Saturday, April 25, 2020

Book Review: Cardinal Newman's "Meditations on Mary, Our Mother"

I jumped at the chance to review this book. Two decades ago, I read TAN Book’s Mary: The Second Eve, a compendium of Newman’s apologetic writings on the Blessed Mother and was mesmerized by the way he showed that the earliest post-apostolic writings simply made explicit what was already present in the text of Scripture. His knowledge of the Fathers was voluminous. This new work assembled by TAN’s editorial team casts its net wider to bring together key points from Newman’s apologetics with his devotional thought.

As with all of his works, Meditations on Mary, Our Mother reminds us that Newman was a master of the English language. When we turn from him to modern works, we are reminded of how far we've fallen:
"[The saints'] acts, callings, and relations below, are types and anticipations of their present mission above...The only question is whether the Blessed Virgin had a part, a real part, in the economy of grace, whether, when she was on earth, she secured by her deeds any claim on our memories? If she did, it is impossible we should put her away from us, merely because she has gone hence, and should not look at her still according to the nature of her earthly history, with gratitude and expectation." (p.41)
Yes, Newman would have been a thorn in the side of many a modern editor. "But John, you have to remember that most books are written at a fifth grade level!"

Like TAN's previous compilation, Meditations on Mary, Our Mother displays Newman's brilliance as an apologist. It does not, however, contain the lengthy quotations from the Fathers present in the earlier work. Instead, as the title of this new collection indicates, we are treated to Newman's devotional thoughts, his effusions of love in honor of Our Lady:
"We must not only pray with our lips, and fast, and do outward penance, and be chaste in our bodies; but we must be obedient, and pure in our minds. And so, as regards the Blessed Virgin, it was God's will that she should undertake willingly and with full understanding to be the Mother of Our Lord, and not to be a mere passive instrument whose maternity would have no merit and no reward. The higher our gifts, the higher our duties. It was no light lot to be so intimately near to the Redeemer of men, as she experienced afterwards when she suffered with Him." (p.23)
Newman's apologetic thought circles around Mary's identity as the New Eve. He finds it in both Scripture (Genesis 3, John 19, Revelation 12) and the Church Fathers:
"...the parallelism is the doctrine of the Fathers, from the earliest times; and, this being established, we are able, by the position and office of Eve in our fall, to determine the position and office of Mary in our restoration." (p.17)
Newman notes this identification in the works of Justin Martyr (150 A.D.), Irenaeus (180) and Tertullian (200), men from different geographic regions.

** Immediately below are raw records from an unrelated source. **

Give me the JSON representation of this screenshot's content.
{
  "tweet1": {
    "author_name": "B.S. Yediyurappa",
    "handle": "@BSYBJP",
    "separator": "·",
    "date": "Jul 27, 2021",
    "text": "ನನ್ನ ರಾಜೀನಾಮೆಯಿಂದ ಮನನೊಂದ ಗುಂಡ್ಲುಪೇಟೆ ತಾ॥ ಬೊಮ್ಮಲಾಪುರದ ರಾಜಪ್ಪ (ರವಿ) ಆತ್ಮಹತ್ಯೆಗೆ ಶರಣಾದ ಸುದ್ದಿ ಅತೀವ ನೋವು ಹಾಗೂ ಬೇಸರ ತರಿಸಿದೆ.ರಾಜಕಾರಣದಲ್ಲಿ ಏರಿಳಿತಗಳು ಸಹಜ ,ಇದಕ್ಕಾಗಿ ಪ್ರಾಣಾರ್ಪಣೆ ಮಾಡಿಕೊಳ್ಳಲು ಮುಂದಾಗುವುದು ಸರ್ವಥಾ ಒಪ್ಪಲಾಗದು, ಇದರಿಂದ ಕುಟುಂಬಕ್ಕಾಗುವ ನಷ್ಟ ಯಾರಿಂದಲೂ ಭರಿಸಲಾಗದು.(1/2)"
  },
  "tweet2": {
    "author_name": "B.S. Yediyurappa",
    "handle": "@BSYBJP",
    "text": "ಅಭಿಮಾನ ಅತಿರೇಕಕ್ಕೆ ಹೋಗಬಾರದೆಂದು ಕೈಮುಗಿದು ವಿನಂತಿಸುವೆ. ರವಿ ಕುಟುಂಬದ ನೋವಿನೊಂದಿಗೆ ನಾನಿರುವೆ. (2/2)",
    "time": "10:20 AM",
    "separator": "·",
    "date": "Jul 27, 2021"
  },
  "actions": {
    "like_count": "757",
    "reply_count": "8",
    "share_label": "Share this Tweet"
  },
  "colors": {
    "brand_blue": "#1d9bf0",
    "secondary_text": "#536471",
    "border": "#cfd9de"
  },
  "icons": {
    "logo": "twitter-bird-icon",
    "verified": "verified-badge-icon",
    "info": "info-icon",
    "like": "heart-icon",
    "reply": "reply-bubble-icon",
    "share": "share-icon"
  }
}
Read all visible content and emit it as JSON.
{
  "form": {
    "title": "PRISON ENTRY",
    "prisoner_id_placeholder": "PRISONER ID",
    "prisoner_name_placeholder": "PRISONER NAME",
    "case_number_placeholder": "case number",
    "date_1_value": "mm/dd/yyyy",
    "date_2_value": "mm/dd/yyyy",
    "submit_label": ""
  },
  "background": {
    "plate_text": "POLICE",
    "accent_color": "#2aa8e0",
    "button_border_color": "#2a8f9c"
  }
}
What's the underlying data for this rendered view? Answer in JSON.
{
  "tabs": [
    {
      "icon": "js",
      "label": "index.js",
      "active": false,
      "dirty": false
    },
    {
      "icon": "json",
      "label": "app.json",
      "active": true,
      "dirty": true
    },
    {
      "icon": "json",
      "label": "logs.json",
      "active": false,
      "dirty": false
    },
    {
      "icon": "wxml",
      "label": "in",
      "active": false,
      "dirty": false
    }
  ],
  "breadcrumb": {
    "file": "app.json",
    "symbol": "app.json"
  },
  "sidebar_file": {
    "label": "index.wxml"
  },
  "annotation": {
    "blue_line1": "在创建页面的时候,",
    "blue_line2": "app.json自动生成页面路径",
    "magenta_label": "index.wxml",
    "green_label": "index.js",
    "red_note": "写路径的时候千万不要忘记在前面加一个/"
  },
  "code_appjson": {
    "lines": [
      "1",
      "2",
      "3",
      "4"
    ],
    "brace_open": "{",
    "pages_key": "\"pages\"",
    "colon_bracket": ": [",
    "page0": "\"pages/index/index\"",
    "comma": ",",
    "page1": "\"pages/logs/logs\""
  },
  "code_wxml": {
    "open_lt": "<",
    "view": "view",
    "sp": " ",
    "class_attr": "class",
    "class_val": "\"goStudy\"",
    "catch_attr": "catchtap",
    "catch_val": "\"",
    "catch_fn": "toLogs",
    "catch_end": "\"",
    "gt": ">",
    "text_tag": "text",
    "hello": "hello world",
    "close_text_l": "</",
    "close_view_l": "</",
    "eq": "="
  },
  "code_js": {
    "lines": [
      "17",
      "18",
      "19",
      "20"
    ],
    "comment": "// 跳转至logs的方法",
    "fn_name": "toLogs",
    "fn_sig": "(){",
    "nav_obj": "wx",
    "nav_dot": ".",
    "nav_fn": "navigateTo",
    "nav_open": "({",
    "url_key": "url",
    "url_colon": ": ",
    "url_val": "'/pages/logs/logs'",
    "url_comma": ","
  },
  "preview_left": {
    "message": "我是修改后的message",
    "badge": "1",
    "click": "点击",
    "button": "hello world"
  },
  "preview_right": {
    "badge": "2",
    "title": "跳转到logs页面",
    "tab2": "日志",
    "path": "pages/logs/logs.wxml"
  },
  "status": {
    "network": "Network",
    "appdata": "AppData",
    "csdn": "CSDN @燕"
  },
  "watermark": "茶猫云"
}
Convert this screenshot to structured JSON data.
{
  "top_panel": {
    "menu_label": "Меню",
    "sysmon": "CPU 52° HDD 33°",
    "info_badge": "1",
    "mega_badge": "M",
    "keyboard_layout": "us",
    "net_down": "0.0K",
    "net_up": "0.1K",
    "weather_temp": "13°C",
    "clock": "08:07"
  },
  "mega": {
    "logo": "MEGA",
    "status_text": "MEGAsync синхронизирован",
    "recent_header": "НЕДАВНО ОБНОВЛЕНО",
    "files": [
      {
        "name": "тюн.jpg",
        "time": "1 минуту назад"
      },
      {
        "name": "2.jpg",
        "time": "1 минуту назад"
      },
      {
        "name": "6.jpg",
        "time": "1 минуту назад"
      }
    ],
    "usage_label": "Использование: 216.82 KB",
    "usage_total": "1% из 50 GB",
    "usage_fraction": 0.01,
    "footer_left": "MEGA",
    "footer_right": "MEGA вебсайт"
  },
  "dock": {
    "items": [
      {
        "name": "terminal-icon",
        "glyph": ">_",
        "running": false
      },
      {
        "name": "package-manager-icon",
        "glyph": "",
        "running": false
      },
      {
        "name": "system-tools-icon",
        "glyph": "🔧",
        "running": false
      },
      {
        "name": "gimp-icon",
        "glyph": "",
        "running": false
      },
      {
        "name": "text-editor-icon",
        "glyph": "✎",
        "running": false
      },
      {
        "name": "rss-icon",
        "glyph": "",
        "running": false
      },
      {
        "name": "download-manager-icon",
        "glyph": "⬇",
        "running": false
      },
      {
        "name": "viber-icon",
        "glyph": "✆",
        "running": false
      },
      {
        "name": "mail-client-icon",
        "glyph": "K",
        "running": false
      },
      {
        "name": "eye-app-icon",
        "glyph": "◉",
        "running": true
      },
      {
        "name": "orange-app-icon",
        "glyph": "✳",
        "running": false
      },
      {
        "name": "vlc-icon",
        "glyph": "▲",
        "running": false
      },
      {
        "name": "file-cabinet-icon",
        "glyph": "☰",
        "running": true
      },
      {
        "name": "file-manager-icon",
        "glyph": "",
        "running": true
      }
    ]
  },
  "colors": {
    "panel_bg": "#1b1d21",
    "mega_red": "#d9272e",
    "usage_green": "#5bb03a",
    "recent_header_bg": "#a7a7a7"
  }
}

From this, he carefully reasons that this understanding had to form part of the original apostolic deposit. And from it he deduces a host of important points:
"Eve made room for Adam's fall, so Mary made room for our Lord's reparation of it. Thus, whereas the free gift was not as the offence, but much greater, it follows that, as Eve co-operated in effecting a great evil, Mary co-operated in effecting a much greater good." (p.19) 
"I do not see how anyone who holds the Catholic doctrine of the supernatural endowments of our first parents has fair reason for doubting our doctrine about the [immaculate conception of the] Blessed Virgin Mary...I ask: Have you any intention to deny that Mary was as fully endowed as Eve? Is it any violent inference, that she, who was to co-operate in the redemption of the world, at least was not less endowed with power from on high, than she who, given as a help-mate to her husband, did in the event but cooperate with him for our ruin?....There was war between the woman and the Serpent. This is most emphatically fulfilled if she had nothing ot do with sin - for, so far as anyone sins, he has an alliance with the Evil One." (p.67, 65, 72)
I could go on and on, but it's far better to read this gem of a book for yourselves. Reading Meditations on Mary, Our Mother is akin to ascending a height via an upward, circular path. Themes are revisited and built upon as you progress through the meditations. It is spiritual reading appropriate to any time in the liturgical year.